As I sat pondering what I wanted to write after the Alberta Summer Literacy Institute the topics of all the speakers kept coming back to me. The thread that brought everything together, at least in the sessions I attended, was the importance of our students knowing themselves, honouring their identity and helping them to see and honour their genius and pursue their joy. With all the ridiculous conversations around Learning Loss and the mountains of advice people seem to have for teachers regardless of not being in the classroom themselves. The other day I saw a tweet from a brilliant educator that really helped me to frame my thinking more.

There are most certainly some folks that just want to dwell on the deficits. They are somehow stuck in some world where learning and expectations should not have shifted while the rest of the world did. I think the second sentence in Chanea’s for point really hit home the most. Our kids overcame odds that no one in schools right now has, and they did it is amazing ways. So often we see folks talk about resilience and grit until the kids demonstrated it in spades and now decision makers want to move the goal line. Using words like learning loss in front of our kids or even in meetings with other adults disrespects the work of our students, disrespects the work of our parents and disrespects the work of our teachers. So instead, as Dr. Gholdy Muhammad so powerfully reminded me this week, we are going to focus on students GENIUS and JOY. A letter to my students, maybe yours.

The Letter

Dear Students of 2021/2022,

Some of you have never had a typical school experience, typical elementary, middle or high school but you have been expected to demonstrate learning like you have. You have missed out on experiences, field trips, parties, concerts and sports tournaments. So much has been taken from you and yet you have performed wonderfully. Rather than tell the story of the struggles Covid brought us and the lost opportunities I prefer to focus on your resilience and dedication. This is the story we should be telling.

You individually bring excellence to our classroom and this year while we of course work on skills I want our focus to be that. You and the genius you bring. The unique qualities and abilities that we can celebrate through the work that we do.
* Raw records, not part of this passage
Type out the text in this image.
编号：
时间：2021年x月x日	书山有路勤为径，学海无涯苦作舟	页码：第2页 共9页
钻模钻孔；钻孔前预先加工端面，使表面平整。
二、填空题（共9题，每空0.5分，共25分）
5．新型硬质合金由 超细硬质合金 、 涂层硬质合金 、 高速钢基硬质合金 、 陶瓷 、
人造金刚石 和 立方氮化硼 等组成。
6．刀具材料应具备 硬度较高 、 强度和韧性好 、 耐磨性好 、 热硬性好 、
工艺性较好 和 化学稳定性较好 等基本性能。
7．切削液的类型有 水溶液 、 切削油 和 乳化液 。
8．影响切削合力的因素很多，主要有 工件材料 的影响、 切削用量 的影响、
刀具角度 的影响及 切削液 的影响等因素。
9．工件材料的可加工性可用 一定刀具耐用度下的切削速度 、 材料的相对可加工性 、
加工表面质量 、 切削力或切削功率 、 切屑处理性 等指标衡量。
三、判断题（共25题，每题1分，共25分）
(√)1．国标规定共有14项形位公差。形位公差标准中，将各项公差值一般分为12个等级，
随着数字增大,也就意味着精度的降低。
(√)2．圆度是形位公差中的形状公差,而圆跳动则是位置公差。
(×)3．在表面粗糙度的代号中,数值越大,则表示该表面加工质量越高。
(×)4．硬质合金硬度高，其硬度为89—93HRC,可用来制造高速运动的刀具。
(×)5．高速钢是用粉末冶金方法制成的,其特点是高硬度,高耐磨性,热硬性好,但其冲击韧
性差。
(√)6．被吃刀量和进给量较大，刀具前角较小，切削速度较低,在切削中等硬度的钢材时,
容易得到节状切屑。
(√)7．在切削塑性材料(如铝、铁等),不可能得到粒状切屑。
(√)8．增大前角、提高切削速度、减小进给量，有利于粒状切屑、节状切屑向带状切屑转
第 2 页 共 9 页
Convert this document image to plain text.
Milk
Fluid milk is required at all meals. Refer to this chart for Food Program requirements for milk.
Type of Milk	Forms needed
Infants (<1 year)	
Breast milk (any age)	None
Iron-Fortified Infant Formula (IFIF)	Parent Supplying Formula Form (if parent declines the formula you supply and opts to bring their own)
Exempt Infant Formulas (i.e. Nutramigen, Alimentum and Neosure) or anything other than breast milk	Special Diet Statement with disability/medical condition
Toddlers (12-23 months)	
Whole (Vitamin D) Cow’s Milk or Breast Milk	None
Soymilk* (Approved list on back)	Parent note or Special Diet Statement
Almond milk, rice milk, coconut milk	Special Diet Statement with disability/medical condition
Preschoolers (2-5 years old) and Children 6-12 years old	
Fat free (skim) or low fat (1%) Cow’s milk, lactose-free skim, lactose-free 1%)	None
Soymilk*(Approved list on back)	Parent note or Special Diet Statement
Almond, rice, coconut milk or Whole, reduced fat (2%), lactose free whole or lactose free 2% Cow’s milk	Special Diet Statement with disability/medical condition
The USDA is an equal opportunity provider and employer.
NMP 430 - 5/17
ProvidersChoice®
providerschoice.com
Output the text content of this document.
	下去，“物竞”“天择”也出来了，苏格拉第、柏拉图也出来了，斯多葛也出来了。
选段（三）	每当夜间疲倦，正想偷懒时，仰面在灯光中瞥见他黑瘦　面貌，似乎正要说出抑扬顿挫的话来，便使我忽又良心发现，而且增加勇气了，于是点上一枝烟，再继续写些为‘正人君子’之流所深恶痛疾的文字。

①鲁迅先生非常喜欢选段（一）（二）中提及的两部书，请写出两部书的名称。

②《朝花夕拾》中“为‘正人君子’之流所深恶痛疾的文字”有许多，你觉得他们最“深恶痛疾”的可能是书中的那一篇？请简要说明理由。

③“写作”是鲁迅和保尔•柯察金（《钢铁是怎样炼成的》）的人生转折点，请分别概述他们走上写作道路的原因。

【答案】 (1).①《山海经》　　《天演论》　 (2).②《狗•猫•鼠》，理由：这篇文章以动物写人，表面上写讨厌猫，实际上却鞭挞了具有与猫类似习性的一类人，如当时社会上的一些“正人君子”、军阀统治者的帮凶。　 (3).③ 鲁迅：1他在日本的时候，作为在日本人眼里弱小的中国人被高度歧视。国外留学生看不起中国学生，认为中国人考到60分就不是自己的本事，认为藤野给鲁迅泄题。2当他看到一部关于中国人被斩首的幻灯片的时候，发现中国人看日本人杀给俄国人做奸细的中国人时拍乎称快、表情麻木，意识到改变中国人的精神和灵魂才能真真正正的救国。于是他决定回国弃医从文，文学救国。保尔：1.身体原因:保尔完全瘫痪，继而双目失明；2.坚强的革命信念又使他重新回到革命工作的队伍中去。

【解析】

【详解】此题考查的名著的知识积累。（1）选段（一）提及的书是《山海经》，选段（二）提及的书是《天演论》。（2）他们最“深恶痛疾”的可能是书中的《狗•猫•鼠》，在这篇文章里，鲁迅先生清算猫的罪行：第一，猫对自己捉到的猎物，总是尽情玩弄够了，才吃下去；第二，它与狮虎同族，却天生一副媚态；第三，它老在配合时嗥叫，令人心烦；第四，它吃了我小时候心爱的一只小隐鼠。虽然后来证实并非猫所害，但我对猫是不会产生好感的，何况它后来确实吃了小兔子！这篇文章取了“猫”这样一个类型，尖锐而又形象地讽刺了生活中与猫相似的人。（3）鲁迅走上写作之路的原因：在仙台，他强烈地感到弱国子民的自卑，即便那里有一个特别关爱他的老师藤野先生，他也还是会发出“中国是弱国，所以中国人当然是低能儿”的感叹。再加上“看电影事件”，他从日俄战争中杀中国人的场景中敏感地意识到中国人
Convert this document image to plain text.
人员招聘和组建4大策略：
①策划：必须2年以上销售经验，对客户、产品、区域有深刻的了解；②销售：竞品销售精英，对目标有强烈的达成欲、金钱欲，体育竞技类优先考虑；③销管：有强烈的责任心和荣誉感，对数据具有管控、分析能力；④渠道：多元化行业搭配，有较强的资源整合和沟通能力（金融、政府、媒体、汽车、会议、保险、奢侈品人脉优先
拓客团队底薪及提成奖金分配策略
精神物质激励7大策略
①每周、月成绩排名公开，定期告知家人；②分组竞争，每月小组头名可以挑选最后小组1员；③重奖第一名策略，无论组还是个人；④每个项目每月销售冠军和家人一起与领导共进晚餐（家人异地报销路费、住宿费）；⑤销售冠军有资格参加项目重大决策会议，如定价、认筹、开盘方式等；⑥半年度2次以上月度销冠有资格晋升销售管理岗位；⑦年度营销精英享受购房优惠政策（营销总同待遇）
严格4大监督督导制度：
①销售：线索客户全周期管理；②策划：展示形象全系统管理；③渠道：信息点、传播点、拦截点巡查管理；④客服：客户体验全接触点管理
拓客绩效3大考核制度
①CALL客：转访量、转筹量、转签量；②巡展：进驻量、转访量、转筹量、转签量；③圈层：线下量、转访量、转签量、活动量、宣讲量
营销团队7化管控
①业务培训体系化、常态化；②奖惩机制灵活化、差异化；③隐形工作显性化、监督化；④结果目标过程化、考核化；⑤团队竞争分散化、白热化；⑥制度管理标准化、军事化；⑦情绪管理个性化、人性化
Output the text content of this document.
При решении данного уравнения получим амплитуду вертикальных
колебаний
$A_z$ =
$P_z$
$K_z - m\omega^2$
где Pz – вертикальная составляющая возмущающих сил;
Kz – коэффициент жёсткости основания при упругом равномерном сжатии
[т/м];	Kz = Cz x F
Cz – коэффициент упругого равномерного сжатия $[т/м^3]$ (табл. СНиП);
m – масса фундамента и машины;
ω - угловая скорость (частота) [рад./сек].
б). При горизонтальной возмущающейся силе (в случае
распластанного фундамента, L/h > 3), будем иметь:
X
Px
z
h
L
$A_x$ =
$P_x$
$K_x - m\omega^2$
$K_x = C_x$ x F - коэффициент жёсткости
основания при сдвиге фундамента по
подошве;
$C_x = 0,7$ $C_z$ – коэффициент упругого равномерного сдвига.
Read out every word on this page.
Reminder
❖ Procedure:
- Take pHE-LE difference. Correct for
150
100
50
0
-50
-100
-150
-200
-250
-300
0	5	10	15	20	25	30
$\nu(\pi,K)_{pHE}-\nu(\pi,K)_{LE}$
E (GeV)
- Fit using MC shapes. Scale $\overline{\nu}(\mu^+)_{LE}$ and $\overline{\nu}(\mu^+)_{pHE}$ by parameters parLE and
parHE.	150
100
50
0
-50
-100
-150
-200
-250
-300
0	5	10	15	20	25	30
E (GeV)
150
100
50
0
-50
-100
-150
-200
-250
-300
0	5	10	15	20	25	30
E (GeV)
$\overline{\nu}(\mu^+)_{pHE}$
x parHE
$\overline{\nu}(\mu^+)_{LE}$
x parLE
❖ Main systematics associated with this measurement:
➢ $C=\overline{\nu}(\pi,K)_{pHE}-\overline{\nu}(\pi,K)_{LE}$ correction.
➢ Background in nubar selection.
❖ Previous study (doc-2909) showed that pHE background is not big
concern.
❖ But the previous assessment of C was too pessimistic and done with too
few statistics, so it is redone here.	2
There will be voices that try and distract us from this learning journey with their nonsense about “being behind” or “lost learning” please remember they do not know you and do not matter. They are uncomfortable acknowledging that you have continued to grow despite the hurdles. We can’t measure your learning like the years have been typical because they have been far from it. We can measure how you demonstrate your excellence however. We can work on our community and we can build something great together.

Your parents also deserve much thanks and credit for helping us all get through the last few years as we learned to demonstrate our genius and joy amidst the noise.

We will of course address the skills we are assigned to cover, but we will be giving ourselves grace while we do it. We will explore who we are as learners and as people and we will honour that journey. We will not talk about Learning Loss or entertain the idea that somehow these last few years you did not demonstrate your brilliance. I look back on the work we did in a full pandemic year and I know it is not true.

See you all in a few weeks. I am looking forward to getting started.

-Your Teacher

In Closing

I spent the summer reading and learning. I am started a new journey myself and in a few weeks, new courses, new students and new discussions. I am excited. I am choosing to focus on our shared genius. I am choosing to see my students as whole people and not a test score. Shifts and growth that is the plan. Celebrate the Genius and Joy as Dr. Muhammad said. The rest will fall into place.